In December, Chris Skidmore, Minister for the Constitution, wrote an opinion piece in the Telegraph called: ‘It is an affront to democracy that 27 million people are currently under-represented’. The purpose was to mount a defence of the proposed boundary changes which, as it happens, would significantly favour the Conservative Party and damage all other parties.
Given that, it is no surprise that Labour is opposing the changes. Mr Skidmore suggests that “Jeremy Corbyn’s political opportunism in opposing the most recent Boundary Review is gerrymandering by any other name, and threatens to taint any election result without such democratic reforms.”
It is true that boundaries need to change in response to population shifts. But how those changes should best be implemented is far from clear. The same battle is now ongoing in the US and has reached the courts. As one Supreme Court judge put it – don’t just come and tell me that the proposed changes are wrong, tell me what it looks like to have them done right.
Of course, there is no answer to such a question. One can devise all sorts of patterns that all end up with constituencies having comparable populations. But how those patterns are individually defined will have a huge impact on which parties are favoured or disadvantaged. Simply focusing on the population catchment does nothing to make sure that boundaries are fair to all parties. And it’s not clear how one can go about such an exercise in order to ensure fairness (whatever that might mean in this context).
Mr Skidmore’s outrage and his attempt at capturing the moral high ground by focusing on fair representation would stand at least some chance of being taken seriously if it did not come from a member of a party that has consistently opposed moving towards the only system that would make sure that most votes count – a system of proportional representation. While the Conservatives continue to oppose moving towards such a system, any grandstanding about fair representation is mere hypocritical hot air.

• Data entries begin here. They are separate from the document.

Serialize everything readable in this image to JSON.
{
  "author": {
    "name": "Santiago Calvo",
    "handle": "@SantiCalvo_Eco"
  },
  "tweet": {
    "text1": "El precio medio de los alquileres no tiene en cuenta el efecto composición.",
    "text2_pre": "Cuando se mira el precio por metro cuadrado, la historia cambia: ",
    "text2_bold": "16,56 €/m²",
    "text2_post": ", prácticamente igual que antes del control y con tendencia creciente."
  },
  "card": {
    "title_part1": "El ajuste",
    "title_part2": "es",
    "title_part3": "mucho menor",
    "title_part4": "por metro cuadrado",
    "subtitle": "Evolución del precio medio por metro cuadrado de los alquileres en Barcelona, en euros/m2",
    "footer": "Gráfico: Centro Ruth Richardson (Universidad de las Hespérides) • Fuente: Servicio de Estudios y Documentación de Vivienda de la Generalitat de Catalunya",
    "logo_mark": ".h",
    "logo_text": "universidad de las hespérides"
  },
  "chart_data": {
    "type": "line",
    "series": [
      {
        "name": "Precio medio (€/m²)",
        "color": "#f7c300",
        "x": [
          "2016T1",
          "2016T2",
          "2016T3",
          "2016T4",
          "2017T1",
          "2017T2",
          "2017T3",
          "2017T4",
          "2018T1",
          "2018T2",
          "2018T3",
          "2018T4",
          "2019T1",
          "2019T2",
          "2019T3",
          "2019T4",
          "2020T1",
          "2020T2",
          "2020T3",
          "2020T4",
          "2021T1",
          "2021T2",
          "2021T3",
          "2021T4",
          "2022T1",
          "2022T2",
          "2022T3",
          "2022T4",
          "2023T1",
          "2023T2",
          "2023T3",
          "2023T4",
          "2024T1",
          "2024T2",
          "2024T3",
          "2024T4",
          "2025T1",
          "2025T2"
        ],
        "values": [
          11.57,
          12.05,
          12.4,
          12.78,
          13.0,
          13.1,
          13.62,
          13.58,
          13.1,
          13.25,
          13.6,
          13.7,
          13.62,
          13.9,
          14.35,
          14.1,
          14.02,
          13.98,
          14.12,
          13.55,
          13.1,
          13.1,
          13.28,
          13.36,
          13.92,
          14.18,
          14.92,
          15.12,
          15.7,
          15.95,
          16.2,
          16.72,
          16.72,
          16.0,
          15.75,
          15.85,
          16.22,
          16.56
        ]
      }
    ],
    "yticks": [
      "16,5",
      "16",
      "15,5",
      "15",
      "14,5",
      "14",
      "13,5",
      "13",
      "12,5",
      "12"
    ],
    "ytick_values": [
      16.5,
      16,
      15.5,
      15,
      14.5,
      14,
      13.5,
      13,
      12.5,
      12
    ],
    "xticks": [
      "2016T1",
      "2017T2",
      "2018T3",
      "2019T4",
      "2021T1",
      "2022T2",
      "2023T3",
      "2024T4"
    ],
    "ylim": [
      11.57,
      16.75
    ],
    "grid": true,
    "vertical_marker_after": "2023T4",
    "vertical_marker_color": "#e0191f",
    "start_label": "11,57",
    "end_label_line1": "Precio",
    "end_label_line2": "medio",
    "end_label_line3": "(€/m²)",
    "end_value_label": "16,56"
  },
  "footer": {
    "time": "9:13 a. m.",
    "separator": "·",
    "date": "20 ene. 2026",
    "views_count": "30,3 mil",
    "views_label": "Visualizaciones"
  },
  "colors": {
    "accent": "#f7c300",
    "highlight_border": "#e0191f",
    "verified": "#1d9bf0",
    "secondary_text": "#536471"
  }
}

It is natural that all political parties will argue for the system and the boundaries that best suit their own party. That is understandable. Politicians would command much more respect from the public is they acknowledged that simple fact rather than, in defending their own interests, they pretend to be standing up for some kind of fundamental democratic principle.
It really is astounding how people like Mr Skidmore keep taking every citizen for an idiot.